Updated property [core/project].


#### Find your service account for you tenant project - usually project_id-compute@developer.gserviceaccount.com

In [3]:
# !gcloud projects add-iam-policy-binding hybrid-vertex --member=serviceAccount:xxxxxxxx-compute@developer.gserviceaccount.com --role=roles/artifactregistry.admin

In [4]:
# !gcloud auth configure-docker us-central1-docker.pkg.dev --quiet

### Create Docker image derived from Deeplearning containers

In [5]:
%%writefile {MERLIN_CONTAINER}/jupyter_notebook_config.py
c.NotebookApp.ip = '*'
c.NotebookApp.token = ''
c.NotebookApp.password = ''
c.NotebookApp.open_browser = False
c.NotebookApp.port = 8080
c.NotebookApp.terminado_settings = {'shell_command': ['/bin/bash']}
c.NotebookApp.allow_origin_pat = (
'(^https://8080-dot-[0-9]+-dot-devshell\.appspot\.com$)|'
'(^https://colab\.research\.google\.com$)|'
'((https?://)?[0-9a-z]+-dot-(?:us|asia|europe|northamerica|southamerica)-?[0-9a-z]+\.notebooks\.googleusercontent.com)')
c.NotebookApp.allow_remote_access = True
c.NotebookApp.disable_check_xsrf = False

In [6]:
%%writefile {MERLIN_CONTAINER}/Dockerfile
FROM nvcr.io/nvidia/merlin/merlin-tensorflow:23.12

EXPOSE 8080

COPY merlin_container/requirements.txt .

COPY merlin_container/jupyter_notebook_config.py /root/.jupyter

ENV pwd=""
ENTRYPOINT exec jupyter-lab --ip=0.0.0.0 --port=8080 --no-browser --allow-root --ServerApp.allow_origin="*" --NotebookApp.token="$pwd" --NotebookApp.password="$pwd"
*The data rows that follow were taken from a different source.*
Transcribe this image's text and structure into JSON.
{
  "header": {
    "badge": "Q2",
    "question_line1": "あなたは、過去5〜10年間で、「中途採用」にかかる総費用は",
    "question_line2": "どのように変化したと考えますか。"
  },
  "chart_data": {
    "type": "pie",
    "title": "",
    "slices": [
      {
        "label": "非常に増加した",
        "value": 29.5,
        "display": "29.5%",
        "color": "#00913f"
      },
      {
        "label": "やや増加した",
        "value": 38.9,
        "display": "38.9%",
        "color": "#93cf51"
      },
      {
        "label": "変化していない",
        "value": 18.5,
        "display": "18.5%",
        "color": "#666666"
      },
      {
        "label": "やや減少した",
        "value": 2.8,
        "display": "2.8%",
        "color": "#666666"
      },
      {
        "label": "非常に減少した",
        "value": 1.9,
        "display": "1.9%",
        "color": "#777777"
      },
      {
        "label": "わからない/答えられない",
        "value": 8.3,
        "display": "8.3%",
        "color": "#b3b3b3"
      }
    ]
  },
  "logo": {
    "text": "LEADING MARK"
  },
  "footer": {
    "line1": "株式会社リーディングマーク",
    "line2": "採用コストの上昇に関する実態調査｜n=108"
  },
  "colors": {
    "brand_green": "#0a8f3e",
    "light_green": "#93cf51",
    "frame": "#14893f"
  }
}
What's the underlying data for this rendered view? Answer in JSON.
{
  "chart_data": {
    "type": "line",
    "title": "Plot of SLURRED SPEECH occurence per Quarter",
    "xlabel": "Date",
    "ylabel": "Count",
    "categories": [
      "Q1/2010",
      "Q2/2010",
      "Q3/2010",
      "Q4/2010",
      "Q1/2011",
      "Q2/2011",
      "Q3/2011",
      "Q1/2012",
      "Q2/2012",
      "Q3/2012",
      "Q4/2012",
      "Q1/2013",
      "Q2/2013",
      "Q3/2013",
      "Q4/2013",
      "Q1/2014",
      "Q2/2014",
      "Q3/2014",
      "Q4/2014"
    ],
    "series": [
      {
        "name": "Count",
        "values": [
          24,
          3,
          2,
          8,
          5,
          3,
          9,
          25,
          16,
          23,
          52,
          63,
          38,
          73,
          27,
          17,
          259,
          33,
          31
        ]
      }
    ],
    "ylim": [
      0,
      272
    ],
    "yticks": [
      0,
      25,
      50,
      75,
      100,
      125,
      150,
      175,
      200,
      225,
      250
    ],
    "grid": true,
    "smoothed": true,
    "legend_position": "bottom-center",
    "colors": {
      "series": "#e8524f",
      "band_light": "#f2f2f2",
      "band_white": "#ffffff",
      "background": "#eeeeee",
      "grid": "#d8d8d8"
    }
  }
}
Overwriting merlin_container/Dockerfile


In [7]:
!pwd

/home/jupyter/merlin-gcp


In [8]:
%%writefile {MERLIN_CONTAINER}/requirements.txt
gsutil
gcsfs
matplotlib

Overwriting merlin_container/requirements.txt


### Quick option for running on cloud build

In [9]:
# !gcloud builds submit $MERLIN_CONTAINER --dir $MERLIN_CONTAINER -t $MERLIN_IMAGE_NAME
# !gcloud push $MERLIN_IMAGE_NAME

#### Or build locally and push

In [10]:
!docker build . -f $MERLIN_CONTAINER/Dockerfile -t $MERLIN_IMAGE_NAME
!docker push $MERLIN_IMAGE_NAME

Sending build context to Docker daemon  3.571MB
Step 1/6 : FROM nvcr.io/nvidia/merlin/merlin-tensorflow:23.12
 ---> 7a1aca1855e2
Step 2/6 : EXPOSE 8080
 ---> Using cache
 ---> 3c4710b6916c
Step 3/6 : COPY merlin_container/requirements.txt .
 ---> Using cache
 ---> 5254c77a85fd
Step 4/6 : COPY merlin_container/jupyter_notebook_config.py /root/.jupyter
 ---> Using cache
 ---> 31eb19a0da47
Step 5/6 : ENV pwd=""
 ---> Using cache
 ---> 0a898a1d9be6
Step 6/6 : ENTRYPOINT exec jupyter-lab --ip=0.0.0.0 --port=8080 --no-browser --allow-root --ServerApp.allow_origin="*" --NotebookApp.token="$pwd" --NotebookApp.password="$pwd"
 ---> Using cache
 ---> 5a655b382881
Successfully built 5a655b382881
Successfully tagged us-central1-docker.pkg.dev/wortz-project-352116/workbench/merlin-merlin-training-23.12:latest
Using default tag: latest
The push refers to repository [us-central1-docker.pkg.dev/wortz-project-352116/workbench/merlin-merlin-training-23.12]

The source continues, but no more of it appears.